The proposed Business Combination is subject to customary closing conditions, including receipt of all regulatory approvals, court orders from the Supreme Court of British Columbia with respect to the Plan of Arrangement, and the approval of the proposed Business Combination by Filament’s securityholders and Jupiter’s stockholders. The consummation of the proposed Business Combination is anticipated to occur in the 4th quarter of 2023.
Maxim Group LLC is acting as exclusive financial advisor to Filament. Fasken Martineau DuMoulin LLP is acting as Canadian legal advisor and Ellenoff Grossman & Schole LLP is acting as U.S. legal advisor to Filament. Harper Grey LLP is acting as Canadian legal advisor and Greenberg Traurig, LLP is acting as U.S. legal advisor to Jupiter.
Filament directors and management (the “Supporting Securityholders“) have entered into agreements pursuant to which they have committed to vote their respective shares in favour of the proposed Business Combination. The Supporting Securityholders represent in aggregate approximately 42.8% of the outstanding common shares.
The Pubco shares to be issued under the Plan of Arrangement component of the proposed Business Combination to holders resident in the United States have not been registered under the U.S. Securities Act of 1933 (the “Securities Act“) and may not be offered or sold in the United States absent registration or applicable exemption from registration requirements. It is anticipated that any securities to be issued under the Plan of Arrangement component of the proposed Business Combination either will be offered and issued in reliance upon the exemption from the registration requirements of the Securities Act provided by Section 3(a)(10) thereof or will be registered under the Securities Act on Form F-4 (the “Registration Statement“) to be filed by Pubco with the U.S. Securities and Exchange Commission (the “SEC“).

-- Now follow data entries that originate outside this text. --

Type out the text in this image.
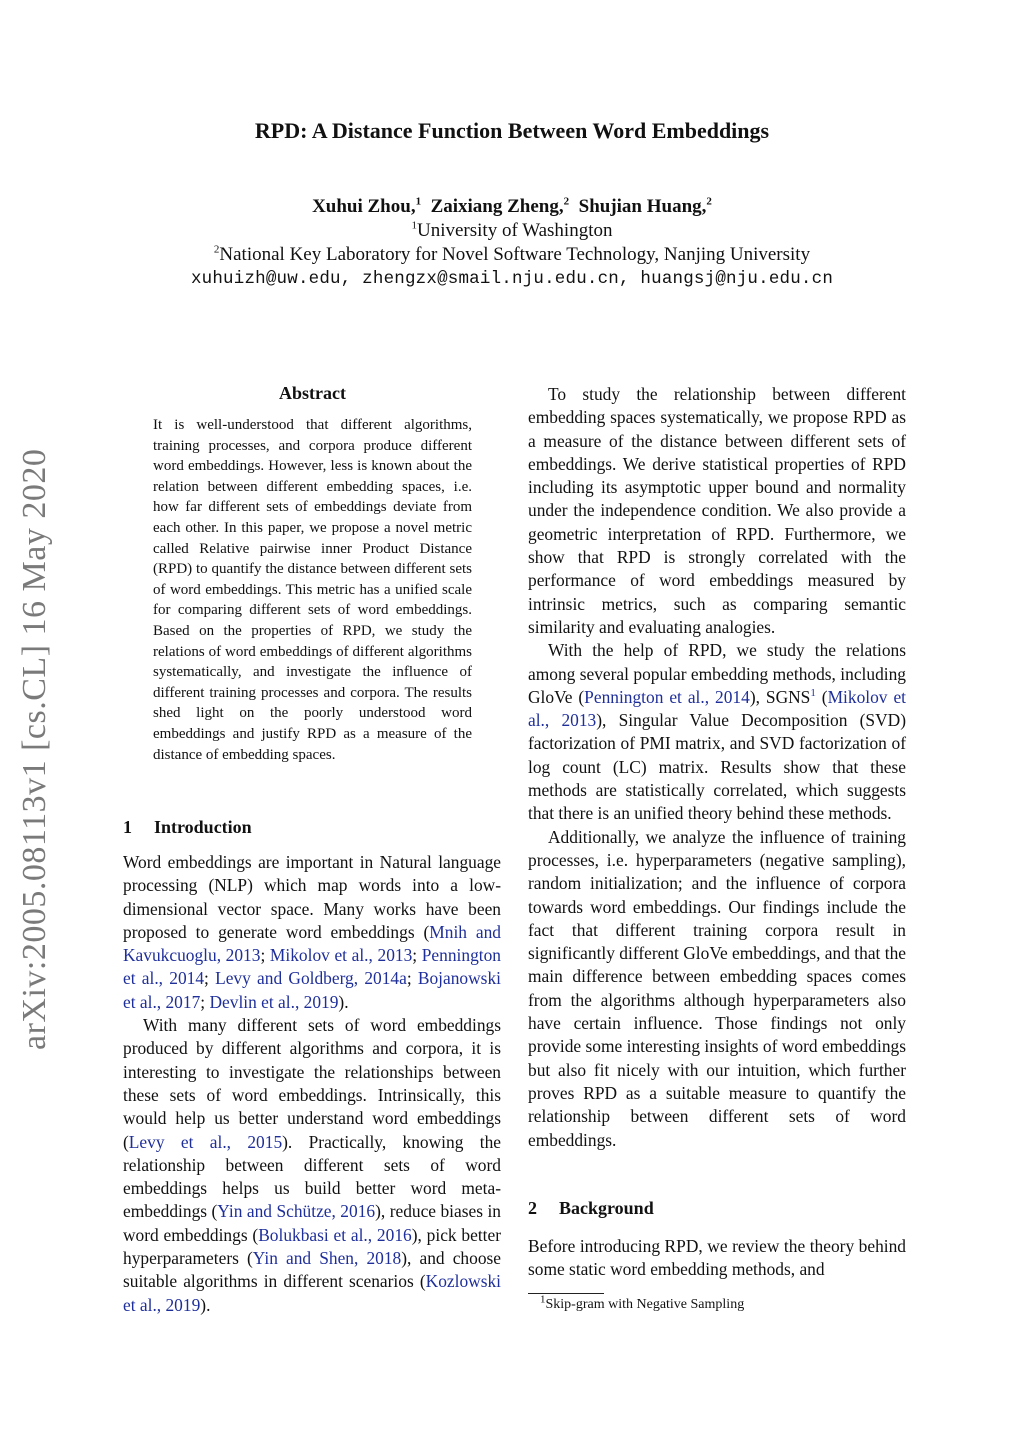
arXiv:2005.08113v1 [cs.CL] 16 May 2020
RPD: A Distance Function Between Word Embeddings
Xuhui Zhou,$^1$ Zaixiang Zheng,$^2$ Shujian Huang,$^2$
$^1$University of Washington
$^2$National Key Laboratory for Novel Software Technology, Nanjing University
xuhuizh@uw.edu, zhengzx@smail.nju.edu.cn, huangsj@nju.edu.cn
Abstract
It is well-understood that different algorithms, training processes, and corpora produce different word embeddings. However, less is known about the relation between different embedding spaces, i.e. how far different sets of embeddings deviate from each other. In this paper, we propose a novel metric called Relative pairwise inner Product Distance (RPD) to quantify the distance between different sets of word embeddings. This metric has a unified scale for comparing different sets of word embeddings. Based on the properties of RPD, we study the relations of word embeddings of different algorithms systematically, and investigate the influence of different training processes and corpora. The results shed light on the poorly understood word embeddings and justify RPD as a measure of the distance of embedding spaces.
1 Introduction

Word embeddings are important in Natural language processing (NLP) which map words into a low-dimensional vector space. Many works have been proposed to generate word embeddings (Mnih and Kavukcuoglu, 2013; Mikolov et al., 2013; Pennington et al., 2014; Levy and Goldberg, 2014a; Bojanowski et al., 2017; Devlin et al., 2019).

With many different sets of word embeddings produced by different algorithms and corpora, it is interesting to investigate the relationships between these sets of word embeddings. Intrinsically, this would help us better understand word embeddings (Levy et al., 2015). Practically, knowing the relationship between different sets of word embeddings helps us build better word meta-embeddings (Yin and Schütze, 2016), reduce biases in word embeddings (Bolukbasi et al., 2016), pick better hyperparameters (Yin and Shen, 2018), and choose suitable algorithms in different scenarios (Kozlowski et al., 2019).

To study the relationship between different embedding spaces systematically, we propose RPD as a measure of the distance between different sets of embeddings. We derive statistical properties of RPD including its asymptotic upper bound and normality under the independence condition. We also provide a geometric interpretation of RPD. Furthermore, we show that RPD is strongly correlated with the performance of word embeddings measured by intrinsic metrics, such as comparing semantic similarity and evaluating analogies.

With the help of RPD, we study the relations among several popular embedding methods, including GloVe (Pennington et al., 2014), SGNS$^1$ (Mikolov et al., 2013), Singular Value Decomposition (SVD) factorization of PMI matrix, and SVD factorization of log count (LC) matrix. Results show that these methods are statistically correlated, which suggests that there is an unified theory behind these methods.

Additionally, we analyze the influence of training processes, i.e. hyperparameters (negative sampling), random initialization; and the influence of corpora towards word embeddings. Our findings include the fact that different training corpora result in significantly different GloVe embeddings, and that the main difference between embedding spaces comes from the algorithms although hyperparameters also have certain influence. Those findings not only provide some interesting insights of word embeddings but also fit nicely with our intuition, which further proves RPD as a suitable measure to quantify the relationship between different sets of word embeddings.

2 Background

Before introducing RPD, we review the theory behind some static word embedding methods, and

$^1$Skip-gram with Negative Sampling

ABOUT FILAMENT HEALTH CORP (OTCQB:FLHLF) (NEO:FH) (FSE:7QS)
Filament is a natural psychedelic drug development company focused on the treatment of substance use disorders. Filament’s proprietary technology platform enables the discovery and delivery of botanical psychedelic medicines for clinical development. The Company is currently generating revenue by out-licensing its lead drug candidate, PEX010, to commercial partners. PEX010 is standardized to provide a precise dose of botanical psilocybin per oral capsule, and is currently being administered in phase 1 and 2 human clinical trials approved by U.S. Food and Drug Administration (“FDA“) and Health Canada. It is currently being studied in 15 clinical trials in North America and Europe via Filament’s network of academic and research institutions for conditions including alcohol use disorder, treatment resistant depression, opioid tapering, and chronic pain.
ABOUT JUPITER ACQUISITION CORPORATION (NASDAQ:JAQC)
Jupiter operates as a blank check company. Jupiter aims to acquire one or more businesses and assets, via a merger, capital stock exchange, asset acquisition, stock purchase, and reorganization.